1. 1. Metadata is explained in Pennsylvania Bar Ass'n. Comm. on Legal Ethics and Professional Responsibility, Formal Op. 2007-500 (2007), reconsidered Pennsylvania Formal Op. 2009-100 (2009), as follows: "Metadata, which means 'information about data,' is data contained within electronic materials that is not ordinarily visible to those viewing the information. Although most commonly found in documents created in Microsoft Word, metadata is also present in a variety of other formats, including spreadsheets, PowerPoint presentations, and Corel WordPerfect documents."
2. 2. Arizona State Bar Comm. on the Rules of Professional Conduct, Op. 07-03 (2007).
3. 3. Pennsylvania Formal Op. 2007-500 (2007), reconsidered Pennsylvania Formal Op. 2009-100 (2009).
4. 4. This is consensus position among the jurisdictions that have considered the issue as well as the ABA Standing Committee on Ethics and Professional Responsibility. Alabama State Bar Disciplinary Comm'n, Op. 2007-02 (2007); Arizona State Bar Comm. on the Rules of Professional Conduct, Op. 07-03 (2007); Colorado Bar Ass'n.
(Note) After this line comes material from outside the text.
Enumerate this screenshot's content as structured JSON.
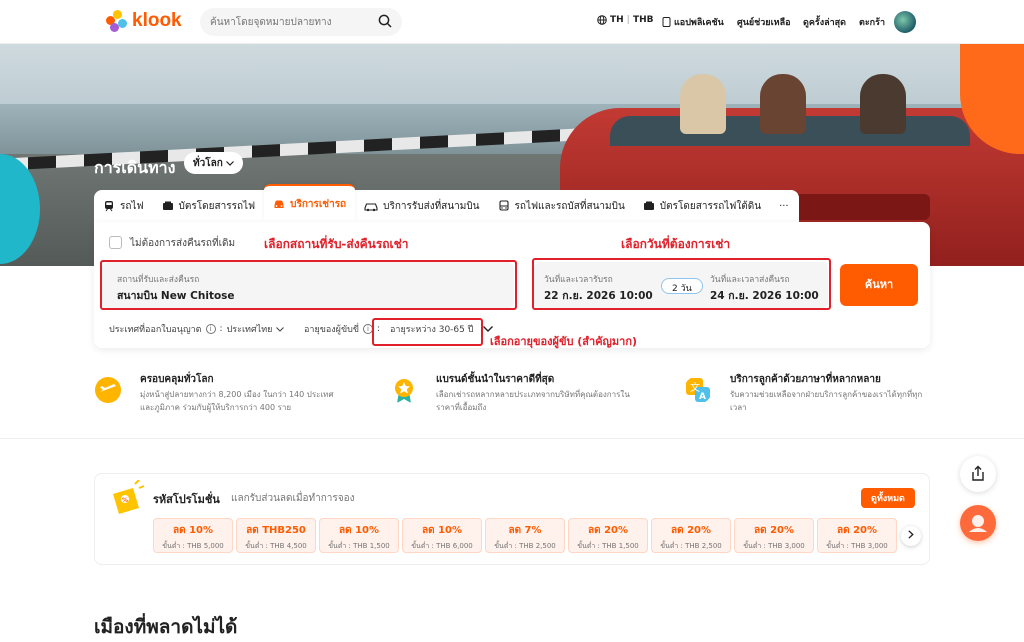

Ethics Comm., Op. 119 (2008); District of Columbia Legal Ethics Comm., Op. 341 (2007); Florida Professional Ethics Comm., Ethics Op. 06-2 (2006); Maine Bd. of Bar Overseers Professional Ethics Comm'n., Op. 196 (2008); Maryland State Bar Ass'n. Comm. on Ethics, Op. 2007-09 (2006); New York State Ethics Op. 782 (2004); Pennsylvania Formal Op. 2009-100 (2009); ABA Standing Comm. on Ethics and Professional Responsibility, Formal Op. 06-442 (Aug. 5, 2006).
5. 5. Alabama Ethics Op. 2007-02 (2007); Arizona Op. 07-03 (2007); Florida Ethics Op. 06-2 (2006); Maine Op. 196 (Oct. 21, 2008); and New York Ethics Op. 749 (2001). District of Columbia Legal Ethics Comm. Op. 341 (2007) holds that a lawyer may not view metadata if the lawyer has actual knowledge that it was provided inadvertently.
6. 6. ABA Formal Op. 06-442 (2006) concludes that the Model Rules of Professional Conduct permit a lawyer to review and use metadata contained in email and other electronic documents. The Colorado Bar Association, Maryland State Bar Association, and Pennsylvania Bar Association agree with the position expressed in the ABA opinion. Colorado Op. 119 (2008); Maryland Op. 2007-09 (2006); Pennsylvania Op. 2009-100 (2009).